Paglierino e brillante ha naso fresco e floreale ma è in bocca che da il meglio di se dove si dimostra più ricco e generoso. Perlage piacevole, quasi croccante, un buon retro nasale di frutti bianchi ed un chiusura sapida e minerale che le rendono pericolosamente beverino.
Valdobbiadene Prosecco Superiore Docg Brut “Bareta”. Espressione Brut (8 g/l) della gamma Merotto prende il nome da un nomignolo locale, essendo “Merotto” un cognome assai comune in zona. Si presenta delicato al naso con note di fiori bianchi ed un piacevole fruttato di mela verde. Sapido e ben equilibrato, aromatico quanto basta, è una bolla che può trovare piacevole collocazione a tavola.
Valdobbiadene Prosecco Superiore Docg Extra Dry “Colbello”. Extra Dry “alto” da 16 g/l è forse quello che nell’immaginario collettivo è l’idea del “Prosecco”. Delicato al naso e dai sentori primaverili, dal sapore abboccato quel tanto da non essere stucchevole. Morbido e non molto persistente incarna il concetto di “aperitivo”, di “vino dell’accoglienza”.
Valdobbiadene Prosecco Superiore Docg Extra Dry 2018 “Castè”. Nome preso dalla zona di produzione nota come “Colle il Castello”, collina dalle forti pendenze in cui la Glera ha ricavato il proprio spazio vitale. Extra Dry “basso” (12 g/l) è ottenuto con un’unica vinificazione. È il mosto infatti ad essere direttamente vinificato in autoclave eseguendo in un unica ripresa vino base e presa di spuma.

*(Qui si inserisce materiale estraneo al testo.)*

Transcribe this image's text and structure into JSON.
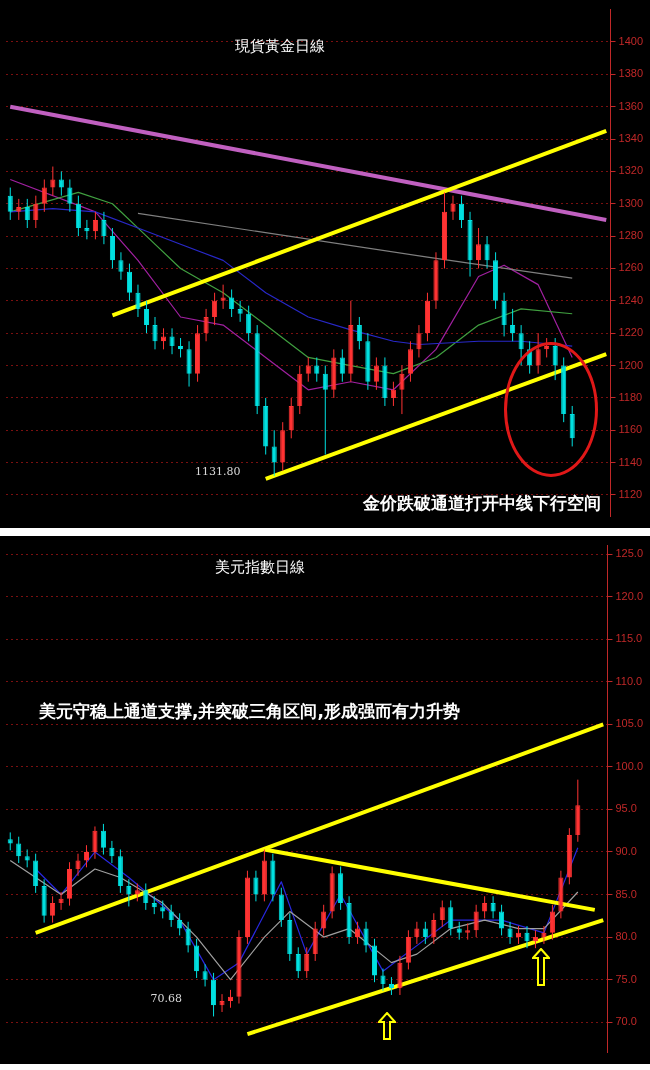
{
  "chart_data": [
    {
      "type": "candlestick",
      "title": "現貨黃金日線",
      "tick_labels": "y",
      "grid": "y",
      "legend": false,
      "categories": [
        null,
        null,
        null,
        null,
        null,
        null,
        null,
        null,
        null,
        null,
        null,
        null,
        null,
        null,
        null,
        null,
        null,
        null,
        null,
        null,
        null,
        null,
        null,
        null,
        null,
        null,
        null,
        null,
        null,
        null,
        null,
        null,
        null,
        null,
        null,
        null,
        null,
        null,
        null,
        null,
        null,
        null,
        null,
        null,
        null,
        null,
        null,
        null,
        null,
        null,
        null,
        null,
        null,
        null,
        null,
        null,
        null,
        null,
        null,
        null,
        null,
        null,
        null,
        null,
        null,
        null,
        null,
        null,
        null,
        null,
        null
      ],
      "ohlc": [
        [
          1305,
          1310,
          1290,
          1295
        ],
        [
          1295,
          1303,
          1290,
          1298
        ],
        [
          1298,
          1303,
          1285,
          1290
        ],
        [
          1290,
          1305,
          1285,
          1300
        ],
        [
          1300,
          1315,
          1295,
          1310
        ],
        [
          1310,
          1323,
          1305,
          1315
        ],
        [
          1315,
          1320,
          1305,
          1310
        ],
        [
          1310,
          1315,
          1295,
          1300
        ],
        [
          1300,
          1305,
          1280,
          1285
        ],
        [
          1285,
          1290,
          1278,
          1283
        ],
        [
          1283,
          1295,
          1278,
          1290
        ],
        [
          1290,
          1295,
          1275,
          1280
        ],
        [
          1280,
          1285,
          1260,
          1265
        ],
        [
          1265,
          1270,
          1253,
          1258
        ],
        [
          1258,
          1263,
          1240,
          1245
        ],
        [
          1245,
          1250,
          1230,
          1235
        ],
        [
          1235,
          1240,
          1220,
          1225
        ],
        [
          1225,
          1230,
          1210,
          1215
        ],
        [
          1215,
          1223,
          1210,
          1218
        ],
        [
          1218,
          1223,
          1207,
          1212
        ],
        [
          1212,
          1217,
          1205,
          1210
        ],
        [
          1210,
          1215,
          1187,
          1195
        ],
        [
          1195,
          1225,
          1190,
          1220
        ],
        [
          1220,
          1235,
          1215,
          1230
        ],
        [
          1230,
          1245,
          1225,
          1240
        ],
        [
          1240,
          1250,
          1235,
          1242
        ],
        [
          1242,
          1247,
          1230,
          1235
        ],
        [
          1235,
          1240,
          1227,
          1232
        ],
        [
          1232,
          1237,
          1215,
          1220
        ],
        [
          1220,
          1225,
          1170,
          1175
        ],
        [
          1175,
          1180,
          1145,
          1150
        ],
        [
          1150,
          1160,
          1131.8,
          1140
        ],
        [
          1140,
          1165,
          1135,
          1160
        ],
        [
          1160,
          1180,
          1155,
          1175
        ],
        [
          1175,
          1200,
          1170,
          1195
        ],
        [
          1195,
          1205,
          1190,
          1200
        ],
        [
          1200,
          1205,
          1190,
          1195
        ],
        [
          1195,
          1200,
          1145,
          1185
        ],
        [
          1185,
          1210,
          1180,
          1205
        ],
        [
          1205,
          1210,
          1190,
          1195
        ],
        [
          1195,
          1240,
          1190,
          1225
        ],
        [
          1225,
          1230,
          1210,
          1215
        ],
        [
          1215,
          1220,
          1185,
          1190
        ],
        [
          1190,
          1205,
          1185,
          1200
        ],
        [
          1200,
          1205,
          1175,
          1180
        ],
        [
          1180,
          1190,
          1175,
          1185
        ],
        [
          1185,
          1200,
          1170,
          1195
        ],
        [
          1195,
          1215,
          1190,
          1210
        ],
        [
          1210,
          1225,
          1205,
          1220
        ],
        [
          1220,
          1245,
          1215,
          1240
        ],
        [
          1240,
          1270,
          1235,
          1265
        ],
        [
          1265,
          1307,
          1260,
          1295
        ],
        [
          1295,
          1305,
          1290,
          1300
        ],
        [
          1300,
          1305,
          1285,
          1290
        ],
        [
          1290,
          1295,
          1255,
          1265
        ],
        [
          1265,
          1285,
          1260,
          1275
        ],
        [
          1275,
          1280,
          1260,
          1265
        ],
        [
          1265,
          1270,
          1235,
          1240
        ],
        [
          1240,
          1245,
          1218,
          1225
        ],
        [
          1225,
          1235,
          1215,
          1220
        ],
        [
          1220,
          1225,
          1200,
          1210
        ],
        [
          1210,
          1215,
          1195,
          1200
        ],
        [
          1200,
          1220,
          1195,
          1210
        ],
        [
          1210,
          1217,
          1205,
          1212
        ],
        [
          1212,
          1217,
          1191,
          1200
        ],
        [
          1200,
          1205,
          1165,
          1170
        ],
        [
          1170,
          1175,
          1150,
          1155
        ],
        null,
        null,
        null,
        null
      ],
      "colors": [
        "#00e0e0",
        "#ff3333",
        "#00e0e0",
        "#ff3333",
        "#ff3333",
        "#ff3333",
        "#00e0e0",
        "#00e0e0",
        "#00e0e0",
        "#00e0e0",
        "#ff3333",
        "#00e0e0",
        "#00e0e0",
        "#00e0e0",
        "#00e0e0",
        "#00e0e0",
        "#00e0e0",
        "#00e0e0",
        "#ff3333",
        "#00e0e0",
        "#00e0e0",
        "#00e0e0",
        "#ff3333",
        "#ff3333",
        "#ff3333",
        "#ff3333",
        "#00e0e0",
        "#00e0e0",
        "#00e0e0",
        "#00e0e0",
        "#00e0e0",
        "#00e0e0",
        "#ff3333",
        "#ff3333",
        "#ff3333",
        "#ff3333",
        "#00e0e0",
        "#00e0e0",
        "#ff3333",
        "#00e0e0",
        "#ff3333",
        "#00e0e0",
        "#00e0e0",
        "#ff3333",
        "#00e0e0",
        "#ff3333",
        "#ff3333",
        "#ff3333",
        "#ff3333",
        "#ff3333",
        "#ff3333",
        "#ff3333",
        "#ff3333",
        "#00e0e0",
        "#00e0e0",
        "#ff3333",
        "#00e0e0",
        "#00e0e0",
        "#00e0e0",
        "#00e0e0",
        "#00e0e0",
        "#00e0e0",
        "#ff3333",
        "#ff3333",
        "#00e0e0",
        "#00e0e0",
        "#00e0e0",
        null,
        null,
        null,
        null
      ],
      "series": [
        {
          "type": "line",
          "color": "#ffff00",
          "values": [
            null,
            null,
            null,
            null,
            null,
            null,
            null,
            null,
            null,
            null,
            null,
            null,
            1231,
            null,
            null,
            null,
            null,
            null,
            null,
            null,
            null,
            null,
            null,
            null,
            null,
            null,
            null,
            null,
            null,
            null,
            null,
            null,
            null,
            null,
            null,
            null,
            null,
            null,
            null,
            null,
            null,
            null,
            null,
            null,
            null,
            null,
            null,
            null,
            null,
            null,
            null,
            null,
            null,
            null,
            null,
            null,
            null,
            null,
            null,
            null,
            null,
            null,
            null,
            null,
            null,
            null,
            null,
            null,
            null,
            null,
            1345
          ]
        },
        {
          "type": "line",
          "color": "#ffff00",
          "values": [
            null,
            null,
            null,
            null,
            null,
            null,
            null,
            null,
            null,
            null,
            null,
            null,
            null,
            null,
            null,
            null,
            null,
            null,
            null,
            null,
            null,
            null,
            null,
            null,
            null,
            null,
            null,
            null,
            null,
            null,
            1130,
            null,
            null,
            null,
            null,
            null,
            null,
            null,
            null,
            null,
            null,
            null,
            null,
            null,
            null,
            null,
            null,
            null,
            null,
            null,
            null,
            null,
            null,
            null,
            null,
            null,
            null,
            null,
            null,
            null,
            null,
            null,
            null,
            null,
            null,
            null,
            null,
            null,
            null,
            null,
            1207
          ]
        },
        {
          "type": "line",
          "color": "#c060c0",
          "values": [
            1360,
            null,
            null,
            null,
            null,
            null,
            null,
            null,
            null,
            null,
            null,
            null,
            null,
            null,
            null,
            null,
            null,
            null,
            null,
            null,
            null,
            null,
            null,
            null,
            null,
            null,
            null,
            null,
            null,
            null,
            null,
            null,
            null,
            null,
            null,
            null,
            null,
            null,
            null,
            null,
            null,
            null,
            null,
            null,
            null,
            null,
            null,
            null,
            null,
            null,
            null,
            null,
            null,
            null,
            null,
            null,
            null,
            null,
            null,
            null,
            null,
            null,
            null,
            null,
            null,
            null,
            null,
            null,
            null,
            null,
            1290
          ]
        },
        {
          "type": "line",
          "color": "#2828c8",
          "values": [
            1295,
            null,
            null,
            null,
            null,
            1297,
            null,
            null,
            null,
            null,
            1295,
            null,
            null,
            null,
            null,
            1285,
            null,
            null,
            null,
            null,
            1275,
            null,
            null,
            null,
            null,
            1265,
            null,
            null,
            null,
            null,
            1245,
            null,
            null,
            null,
            null,
            1230,
            null,
            null,
            null,
            null,
            1222,
            null,
            null,
            null,
            null,
            1215,
            null,
            null,
            1213,
            null,
            null,
            null,
            null,
            null,
            null,
            1215,
            null,
            null,
            null,
            null,
            1215,
            null,
            null,
            null,
            null,
            null,
            1212,
            null,
            null,
            null,
            null
          ]
        },
        {
          "type": "line",
          "color": "#40a040",
          "values": [
            1295,
            null,
            null,
            null,
            null,
            null,
            null,
            null,
            1307,
            null,
            null,
            null,
            1300,
            null,
            null,
            null,
            1280,
            null,
            null,
            null,
            1260,
            null,
            null,
            null,
            null,
            1245,
            null,
            null,
            null,
            null,
            1225,
            null,
            null,
            null,
            null,
            1205,
            null,
            null,
            null,
            null,
            1200,
            null,
            null,
            null,
            null,
            1195,
            null,
            null,
            null,
            null,
            1205,
            null,
            null,
            null,
            null,
            1225,
            null,
            null,
            null,
            null,
            1235,
            null,
            null,
            null,
            null,
            null,
            1232,
            null,
            null,
            null,
            null
          ]
        },
        {
          "type": "line",
          "color": "#808080",
          "values": [
            null,
            null,
            null,
            null,
            null,
            null,
            null,
            null,
            null,
            null,
            null,
            null,
            null,
            null,
            null,
            1294,
            null,
            null,
            null,
            null,
            null,
            null,
            null,
            null,
            null,
            null,
            null,
            null,
            null,
            null,
            null,
            null,
            null,
            null,
            null,
            null,
            null,
            null,
            null,
            null,
            null,
            null,
            null,
            null,
            null,
            null,
            null,
            null,
            null,
            1267,
            null,
            null,
            null,
            null,
            null,
            null,
            null,
            null,
            null,
            null,
            null,
            null,
            null,
            null,
            null,
            null,
            1254,
            null,
            null,
            null,
            null
          ]
        },
        {
          "type": "line",
          "color": "#a020a0",
          "values": [
            1315,
            null,
            null,
            null,
            null,
            null,
            null,
            null,
            null,
            null,
            1295,
            null,
            null,
            null,
            null,
            1265,
            null,
            null,
            null,
            null,
            1230,
            null,
            null,
            null,
            null,
            1225,
            null,
            null,
            null,
            null,
            1205,
            null,
            null,
            null,
            null,
            1185,
            null,
            null,
            null,
            null,
            1190,
            null,
            null,
            null,
            null,
            1185,
            null,
            null,
            null,
            null,
            1210,
            null,
            null,
            null,
            null,
            1255,
            null,
            null,
            1262,
            null,
            null,
            null,
            1250,
            null,
            null,
            null,
            1205,
            null,
            null,
            null,
            null
          ]
        }
      ],
      "ylim": [
        1107,
        1420
      ],
      "yticks": [
        1120,
        1140,
        1160,
        1180,
        1200,
        1220,
        1240,
        1260,
        1280,
        1300,
        1320,
        1340,
        1360,
        1380,
        1400
      ],
      "annotations": [
        "金价跌破通道打开中线下行空间",
        "1131.80"
      ]
    },
    {
      "type": "candlestick",
      "title": "美元指數日線",
      "tick_labels": "y",
      "grid": "y",
      "legend": false,
      "categories": [
        null,
        null,
        null,
        null,
        null,
        null,
        null,
        null,
        null,
        null,
        null,
        null,
        null,
        null,
        null,
        null,
        null,
        null,
        null,
        null,
        null,
        null,
        null,
        null,
        null,
        null,
        null,
        null,
        null,
        null,
        null,
        null,
        null,
        null,
        null,
        null,
        null,
        null,
        null,
        null,
        null,
        null,
        null,
        null,
        null,
        null,
        null,
        null,
        null,
        null,
        null,
        null,
        null,
        null,
        null,
        null,
        null,
        null,
        null,
        null,
        null,
        null,
        null,
        null,
        null,
        null,
        null,
        null,
        null,
        null,
        null
      ],
      "ohlc": [
        [
          91.5,
          92.3,
          90.2,
          91
        ],
        [
          91,
          91.8,
          88.7,
          89.5
        ],
        [
          89.5,
          90.3,
          88.2,
          89
        ],
        [
          89,
          89.8,
          85.2,
          86
        ],
        [
          86,
          86.8,
          81.7,
          82.5
        ],
        [
          82.5,
          84.8,
          81.7,
          84
        ],
        [
          84,
          85.3,
          83.2,
          84.5
        ],
        [
          84.5,
          88.8,
          83.7,
          88
        ],
        [
          88,
          89.8,
          87.2,
          89
        ],
        [
          89,
          90.8,
          88.2,
          90
        ],
        [
          90,
          93,
          89.2,
          92.5
        ],
        [
          92.5,
          93.3,
          89.7,
          90.5
        ],
        [
          90.5,
          91.3,
          88.7,
          89.5
        ],
        [
          89.5,
          90.3,
          85.2,
          86
        ],
        [
          86,
          86.8,
          83.6,
          85
        ],
        [
          85,
          86.3,
          84.2,
          85.5
        ],
        [
          85.5,
          86.3,
          83.2,
          84
        ],
        [
          84,
          84.8,
          82.7,
          83.5
        ],
        [
          83.5,
          84.3,
          82.2,
          83
        ],
        [
          83,
          83.8,
          81.2,
          82
        ],
        [
          82,
          82.8,
          80.2,
          81
        ],
        [
          81,
          81.8,
          78.2,
          79
        ],
        [
          79,
          79.8,
          75.2,
          76
        ],
        [
          76,
          76.8,
          74.2,
          75
        ],
        [
          75,
          75.8,
          70.68,
          72
        ],
        [
          72,
          73.3,
          71.2,
          72.5
        ],
        [
          72.5,
          73.8,
          71.7,
          73
        ],
        [
          73,
          80.8,
          72.2,
          80
        ],
        [
          80,
          87.8,
          79.2,
          87
        ],
        [
          87,
          87.8,
          84.2,
          85
        ],
        [
          85,
          90.3,
          84.2,
          89
        ],
        [
          89,
          89.8,
          84.2,
          85
        ],
        [
          85,
          85.8,
          81.2,
          82
        ],
        [
          82,
          82.8,
          77.2,
          78
        ],
        [
          78,
          78.8,
          75.2,
          76
        ],
        [
          76,
          78.8,
          75.2,
          78
        ],
        [
          78,
          81.8,
          77.2,
          81
        ],
        [
          81,
          83.8,
          80.2,
          83
        ],
        [
          83,
          88.3,
          82.2,
          87.5
        ],
        [
          87.5,
          88.3,
          83.2,
          84
        ],
        [
          84,
          84.8,
          79.2,
          80
        ],
        [
          80,
          81.8,
          79.2,
          81
        ],
        [
          81,
          81.8,
          78.2,
          79
        ],
        [
          79,
          79.8,
          74.7,
          75.5
        ],
        [
          75.5,
          76.3,
          73.7,
          74.5
        ],
        [
          74.5,
          75.3,
          73.2,
          74
        ],
        [
          74,
          77.8,
          73.2,
          77
        ],
        [
          77,
          80.8,
          76.2,
          80
        ],
        [
          80,
          81.8,
          79.2,
          81
        ],
        [
          81,
          81.8,
          79.2,
          80
        ],
        [
          80,
          82.8,
          79.2,
          82
        ],
        [
          82,
          84.3,
          81.2,
          83.5
        ],
        [
          83.5,
          84.3,
          80.2,
          81
        ],
        [
          81,
          81.8,
          79.7,
          80.5
        ],
        [
          80.5,
          81.6,
          79.7,
          80.8
        ],
        [
          80.8,
          83.8,
          80,
          83
        ],
        [
          83,
          84.8,
          82.2,
          84
        ],
        [
          84,
          84.8,
          82.2,
          83
        ],
        [
          83,
          83.8,
          80.2,
          81
        ],
        [
          81,
          81.8,
          79.2,
          80
        ],
        [
          80,
          81.3,
          79.2,
          80.5
        ],
        [
          80.5,
          81.3,
          78.7,
          79.5
        ],
        [
          79.5,
          80.8,
          78.7,
          80
        ],
        [
          80,
          81.3,
          79.2,
          80.5
        ],
        [
          80.5,
          83.8,
          79.7,
          83
        ],
        [
          83,
          87.8,
          82.2,
          87
        ],
        [
          87,
          92.8,
          86.2,
          92
        ],
        [
          92,
          98.5,
          91.2,
          95.5
        ],
        null,
        null,
        null
      ],
      "colors": [
        "#00e0e0",
        "#00e0e0",
        "#00e0e0",
        "#00e0e0",
        "#00e0e0",
        "#ff3333",
        "#ff3333",
        "#ff3333",
        "#ff3333",
        "#ff3333",
        "#ff3333",
        "#00e0e0",
        "#00e0e0",
        "#00e0e0",
        "#00e0e0",
        "#ff3333",
        "#00e0e0",
        "#00e0e0",
        "#00e0e0",
        "#00e0e0",
        "#00e0e0",
        "#00e0e0",
        "#00e0e0",
        "#00e0e0",
        "#00e0e0",
        "#ff3333",
        "#ff3333",
        "#ff3333",
        "#ff3333",
        "#00e0e0",
        "#ff3333",
        "#00e0e0",
        "#00e0e0",
        "#00e0e0",
        "#00e0e0",
        "#ff3333",
        "#ff3333",
        "#ff3333",
        "#ff3333",
        "#00e0e0",
        "#00e0e0",
        "#ff3333",
        "#00e0e0",
        "#00e0e0",
        "#00e0e0",
        "#00e0e0",
        "#ff3333",
        "#ff3333",
        "#ff3333",
        "#00e0e0",
        "#ff3333",
        "#ff3333",
        "#00e0e0",
        "#00e0e0",
        "#ff3333",
        "#ff3333",
        "#ff3333",
        "#00e0e0",
        "#00e0e0",
        "#00e0e0",
        "#ff3333",
        "#00e0e0",
        "#ff3333",
        "#ff3333",
        "#ff3333",
        "#ff3333",
        "#ff3333",
        "#ff3333",
        null,
        null,
        null
      ],
      "series": [
        {
          "type": "line",
          "color": "#ffff00",
          "values": [
            null,
            null,
            null,
            80.5,
            null,
            null,
            null,
            null,
            null,
            null,
            null,
            null,
            null,
            null,
            null,
            null,
            null,
            null,
            null,
            null,
            null,
            null,
            null,
            null,
            null,
            null,
            null,
            null,
            null,
            null,
            null,
            null,
            null,
            null,
            null,
            null,
            null,
            null,
            null,
            null,
            null,
            null,
            null,
            null,
            null,
            null,
            null,
            null,
            null,
            null,
            null,
            null,
            null,
            null,
            null,
            null,
            null,
            null,
            null,
            null,
            null,
            null,
            null,
            null,
            null,
            null,
            null,
            null,
            null,
            null,
            105
          ]
        },
        {
          "type": "line",
          "color": "#ffff00",
          "values": [
            null,
            null,
            null,
            null,
            null,
            null,
            null,
            null,
            null,
            null,
            null,
            null,
            null,
            null,
            null,
            null,
            null,
            null,
            null,
            null,
            null,
            null,
            null,
            null,
            null,
            null,
            null,
            null,
            null,
            null,
            90.3,
            null,
            null,
            null,
            null,
            null,
            null,
            null,
            null,
            null,
            null,
            null,
            null,
            null,
            null,
            null,
            null,
            null,
            null,
            null,
            null,
            null,
            null,
            null,
            null,
            null,
            null,
            null,
            null,
            null,
            null,
            null,
            null,
            null,
            null,
            null,
            null,
            null,
            null,
            83.2,
            null
          ]
        },
        {
          "type": "line",
          "color": "#ffff00",
          "values": [
            null,
            null,
            null,
            null,
            null,
            null,
            null,
            null,
            null,
            null,
            null,
            null,
            null,
            null,
            null,
            null,
            null,
            null,
            null,
            null,
            null,
            null,
            null,
            null,
            null,
            null,
            null,
            null,
            68.6,
            null,
            null,
            null,
            null,
            null,
            null,
            null,
            null,
            null,
            null,
            null,
            null,
            null,
            null,
            null,
            null,
            null,
            null,
            null,
            null,
            null,
            null,
            null,
            null,
            null,
            null,
            null,
            null,
            null,
            null,
            null,
            null,
            null,
            null,
            null,
            null,
            null,
            null,
            null,
            null,
            null,
            82
          ]
        },
        {
          "type": "line",
          "color": "#a0a0a0",
          "values": [
            89,
            null,
            null,
            null,
            null,
            null,
            85,
            null,
            null,
            null,
            88,
            null,
            null,
            87,
            null,
            null,
            null,
            null,
            84,
            null,
            null,
            null,
            80,
            null,
            null,
            null,
            75,
            null,
            null,
            null,
            80,
            null,
            null,
            83,
            null,
            null,
            null,
            80,
            null,
            null,
            81,
            null,
            null,
            null,
            null,
            77,
            null,
            null,
            78,
            null,
            null,
            null,
            81,
            null,
            null,
            null,
            82,
            null,
            null,
            null,
            81,
            null,
            null,
            81,
            null,
            null,
            null,
            85.3,
            null,
            null,
            null
          ]
        },
        {
          "type": "line",
          "color": "#2828e0",
          "values": [
            null,
            null,
            null,
            88,
            null,
            null,
            85,
            null,
            null,
            null,
            90,
            null,
            null,
            null,
            87,
            null,
            null,
            null,
            null,
            null,
            82,
            null,
            null,
            null,
            75,
            null,
            null,
            77,
            null,
            null,
            null,
            null,
            86.5,
            null,
            null,
            78,
            null,
            null,
            null,
            85,
            null,
            null,
            null,
            null,
            76,
            null,
            null,
            null,
            79,
            null,
            null,
            null,
            82,
            null,
            null,
            null,
            null,
            null,
            82,
            null,
            null,
            null,
            null,
            80.5,
            null,
            null,
            null,
            90.5,
            null,
            null,
            null
          ]
        }
      ],
      "ylim": [
        66.5,
        126
      ],
      "yticks": [
        {
          "value": 70,
          "label": "70.0"
        },
        {
          "value": 75,
          "label": "75.0"
        },
        {
          "value": 80,
          "label": "80.0"
        },
        {
          "value": 85,
          "label": "85.0"
        },
        {
          "value": 90,
          "label": "90.0"
        },
        {
          "value": 95,
          "label": "95.0"
        },
        {
          "value": 100,
          "label": "100.0"
        },
        {
          "value": 105,
          "label": "105.0"
        },
        {
          "value": 110,
          "label": "110.0"
        },
        {
          "value": 115,
          "label": "115.0"
        },
        {
          "value": 120,
          "label": "120.0"
        },
        {
          "value": 125,
          "label": "125.0"
        }
      ],
      "annotations": [
        "美元守稳上通道支撑,并突破三角区间,形成强而有力升势",
        "70.68"
      ]
    }
  ]
}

Più pieno di Colbello, più coinvolgente col suo naso più intenso dai vivi richiami alla mela golden ed alla pera matura. Facile e scorrevole al sorso ha un buon corpo ed una viva acidità che maschera piacevolmente il residuo zuccherino. Piacevole ed ordinata la persistenza.
Valdobbiadene Prosecco Superiore Docg Dry 2018 “La Primavera di Barbara”. Dedicato alla figlia di Graziano, Barbara per l’appunto, si compone al 90% di Glera ed al 10% di Perera. Un Prosecco dall’importate residuo zuccherino di 21 g/l pensato per essere morbido ed avvolgente. E cosi è, con profumo dolci di frutta matura ed un sorso in cui è la morbidezza a vincere sull’acidità senza però sforare nella grassezza, senza perdere di nerbo.
Valdobbiadene Prosecco Superiore di Cartizze Docg Dry 2018. Vellutato e fragrante come un Cartizze deve essere se la gioca sulle note di pesca e pera Williams. Viva freschezza che sposa i 26 g/l rendendolo largo ma non pastoso ne tanto meno stucchevole.
LA VERTICALE DI “CUVEE DEL FONDATORE”
Vino emblema della volontà di Graziano Merotto di creare un Prosecco d’alto livello, un brut che non abbia nulla da invidiare ai più blasonati Metodo Classico. Anni di prove e ricerche culminati nella prima vendemmi utile nel 2009, proprio l’anno di creazione della Docg.
Le uve provengono da un unico vigneto, proprio quella Particella 86 proprietà aziendale dal 1973 e parte della storia della cantina. Uve che subiscono un processo particolare di maturazione noto come DMR (Doppia Maturazione Ragionata), una tecnica nata in Nuova Zelanda e qui adottata ed adattata alla Glera.
In sintesi il 20 giorni prima della vendemmia il 20% dei tralci viene reciso lasciando però i grappoli in pianta. Questi grappoli subiscono così un leggero processo di appassimento concentrando gli aromi senza però perdere di acidità.
Il restante 80% dei grappoli per contro matureranno ricevendo più sostanze nutrienti dovendo la pianta “distribuirle” a 20 grappoli su 100 in meno. Una doppia maturazione che porta le uve allo stato ideale per un processo di vinificazione e presa di spuma in unico passaggio, direttamente da mosto come per Castè.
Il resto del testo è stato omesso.